Imaging Diagnostic Systems (IDSI; Fort Lauderdale, Florida), a developer of laser optical breast imaging systems, said it has been disappointed by sales of its CT Laser Mammography (CTLM) system in China and has modified its distribution arrangements to accelerate market penetration of the system.

The company terminated its exclusive agreement with China Far East International Trading (CFET; Beijing) in order to appoint non-exclusive distributors and representatives in the country.

The CTLM system is a new continuous-wave laser breast imaging system that uses the latest technology and patented algorithms to create 3-D images of the breast. The company said the procedure is non-invasive, painless and does not expose the patient to radiation or require breast compression.

CEO Tim Hansen recently met with CFET representatives in Beijing to work out the details, and also visited breast imaging specialists in Beijing, Tianjin, Guangzhou, Hong Kong and Macau to discuss how CTLM might improve their practices.

"We had a nice start with CFET some time ago," Hansen said. "We earned the Chinese government's SFDA approval for the CTLM, sold several systems, and installed a CTLM at the Beijing Friendship Hospital to qualify for procedure payments under the Beijing healthcare system. We subsequently were approved for procedure payments."

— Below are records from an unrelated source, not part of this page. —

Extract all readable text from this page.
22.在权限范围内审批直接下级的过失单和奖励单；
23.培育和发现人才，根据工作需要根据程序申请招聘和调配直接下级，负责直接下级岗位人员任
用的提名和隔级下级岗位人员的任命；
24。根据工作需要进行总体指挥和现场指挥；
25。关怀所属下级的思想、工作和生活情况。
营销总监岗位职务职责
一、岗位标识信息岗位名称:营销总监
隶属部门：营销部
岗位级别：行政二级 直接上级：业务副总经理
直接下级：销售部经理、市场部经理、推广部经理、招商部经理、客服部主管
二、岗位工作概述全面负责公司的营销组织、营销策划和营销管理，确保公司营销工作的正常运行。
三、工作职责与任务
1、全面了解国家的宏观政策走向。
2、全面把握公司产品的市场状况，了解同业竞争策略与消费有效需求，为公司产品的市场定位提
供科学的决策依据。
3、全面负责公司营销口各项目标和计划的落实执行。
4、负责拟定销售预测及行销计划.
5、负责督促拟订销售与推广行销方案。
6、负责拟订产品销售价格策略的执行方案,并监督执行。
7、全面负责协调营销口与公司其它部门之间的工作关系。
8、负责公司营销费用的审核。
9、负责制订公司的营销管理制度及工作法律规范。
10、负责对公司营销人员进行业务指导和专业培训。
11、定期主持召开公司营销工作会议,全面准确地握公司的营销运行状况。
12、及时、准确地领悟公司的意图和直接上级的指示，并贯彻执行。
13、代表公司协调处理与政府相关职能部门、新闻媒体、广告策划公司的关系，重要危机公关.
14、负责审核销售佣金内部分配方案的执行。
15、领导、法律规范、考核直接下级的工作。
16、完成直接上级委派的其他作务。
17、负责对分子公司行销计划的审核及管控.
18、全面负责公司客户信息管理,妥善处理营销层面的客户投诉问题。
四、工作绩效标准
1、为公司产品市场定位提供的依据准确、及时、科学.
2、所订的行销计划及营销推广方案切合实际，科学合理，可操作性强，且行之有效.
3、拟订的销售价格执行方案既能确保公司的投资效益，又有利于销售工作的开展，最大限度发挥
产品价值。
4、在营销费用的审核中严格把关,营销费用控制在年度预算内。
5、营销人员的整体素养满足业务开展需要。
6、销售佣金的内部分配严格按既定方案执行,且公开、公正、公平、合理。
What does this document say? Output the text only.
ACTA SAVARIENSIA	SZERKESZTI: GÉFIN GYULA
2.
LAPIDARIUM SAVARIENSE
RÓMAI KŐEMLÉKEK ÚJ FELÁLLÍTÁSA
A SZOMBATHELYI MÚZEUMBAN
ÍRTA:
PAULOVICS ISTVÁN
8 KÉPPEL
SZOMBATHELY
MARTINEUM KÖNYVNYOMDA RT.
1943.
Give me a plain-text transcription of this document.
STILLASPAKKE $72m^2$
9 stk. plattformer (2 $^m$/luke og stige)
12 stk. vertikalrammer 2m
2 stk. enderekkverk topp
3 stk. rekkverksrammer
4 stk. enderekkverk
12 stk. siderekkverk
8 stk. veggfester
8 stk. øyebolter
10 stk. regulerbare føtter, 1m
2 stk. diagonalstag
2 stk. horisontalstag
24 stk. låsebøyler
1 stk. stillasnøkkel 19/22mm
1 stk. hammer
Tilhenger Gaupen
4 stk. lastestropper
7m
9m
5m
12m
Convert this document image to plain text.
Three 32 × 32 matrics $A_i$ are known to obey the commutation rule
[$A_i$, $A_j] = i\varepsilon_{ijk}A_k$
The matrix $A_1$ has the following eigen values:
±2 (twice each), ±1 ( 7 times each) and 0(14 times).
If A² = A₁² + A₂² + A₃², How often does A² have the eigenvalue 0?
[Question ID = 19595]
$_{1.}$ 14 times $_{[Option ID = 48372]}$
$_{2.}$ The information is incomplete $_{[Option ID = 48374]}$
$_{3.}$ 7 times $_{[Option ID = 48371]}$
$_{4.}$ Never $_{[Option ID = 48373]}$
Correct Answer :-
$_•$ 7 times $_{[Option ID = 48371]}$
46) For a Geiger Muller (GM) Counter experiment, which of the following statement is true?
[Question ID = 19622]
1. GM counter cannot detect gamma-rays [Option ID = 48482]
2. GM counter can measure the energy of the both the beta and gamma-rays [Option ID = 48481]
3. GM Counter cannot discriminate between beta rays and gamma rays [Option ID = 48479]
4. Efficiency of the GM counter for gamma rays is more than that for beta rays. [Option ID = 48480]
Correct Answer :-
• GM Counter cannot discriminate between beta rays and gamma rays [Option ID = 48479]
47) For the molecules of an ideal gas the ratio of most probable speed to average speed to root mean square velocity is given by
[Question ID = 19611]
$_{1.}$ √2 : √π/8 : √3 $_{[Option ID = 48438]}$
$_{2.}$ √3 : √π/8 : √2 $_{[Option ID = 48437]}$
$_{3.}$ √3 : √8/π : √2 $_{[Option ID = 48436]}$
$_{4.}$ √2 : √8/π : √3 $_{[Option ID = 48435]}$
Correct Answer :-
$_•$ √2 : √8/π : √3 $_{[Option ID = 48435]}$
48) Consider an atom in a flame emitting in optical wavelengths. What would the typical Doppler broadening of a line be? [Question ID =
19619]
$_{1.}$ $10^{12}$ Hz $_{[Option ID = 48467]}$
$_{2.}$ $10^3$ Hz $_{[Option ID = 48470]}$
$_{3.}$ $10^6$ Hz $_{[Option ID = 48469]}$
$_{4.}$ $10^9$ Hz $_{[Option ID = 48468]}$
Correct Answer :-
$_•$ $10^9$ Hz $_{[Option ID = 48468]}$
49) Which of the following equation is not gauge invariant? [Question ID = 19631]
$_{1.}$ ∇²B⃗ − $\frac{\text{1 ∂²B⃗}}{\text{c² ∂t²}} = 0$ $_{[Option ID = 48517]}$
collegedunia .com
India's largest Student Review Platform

He added: "In July 2006, with the encouragement of CFET and BAC, the company we hired to manage our Asian distributors, IDSI opened a representative office in Beijing and added marketing, administrative and service support personnel." But, said Hansen, "despite these moves, sales have not met our expectations."

He said the lack of sales in China has been "a huge disappointment," and said IDSI believes one of the causes may have been lack of market coverage and CTLM clinical awareness. "Our new approach will allow us to appoint distributors in multiple areas and work directly with luminaries and healthcare organizations."

The good news, Hansen said, "is that the breast cancer detection and treatment market in China is enormous, and our technology can play a vital role in delivering better and more effective breast cancer management tools to patients and clinicians."

In the U.S., Imaging Diagnostic Systems is seeking FDA pre-market approval for the CTLM system to be used as an adjunct to mammography. The system has received European CE mark, CMDCAS Canadian License and China SFDA approvals.

Parker Hannifin adds Asian firm

Parker Hannifin (Cleveland) reported the acquisition of Rayco Technologies (Singapore), an elastomer and seal technology company with compounding, mixing and precision molding capabilities that serve high-end medical and electronics markets. Terms of the deal were not disclosed.

Rayco occupies more than 176,000 square feet of manufacturing and office space in Singapore and China. Rayco revenues totaled about $26 million in 2006, and Parker Hannifin said earnings are expected to be accretive in the first full year of operation.

A provider of safety critical parts and miniature seals, the company has two locations that serve disk drive, electronics, medical, semiconductor, consumer and automotive markets.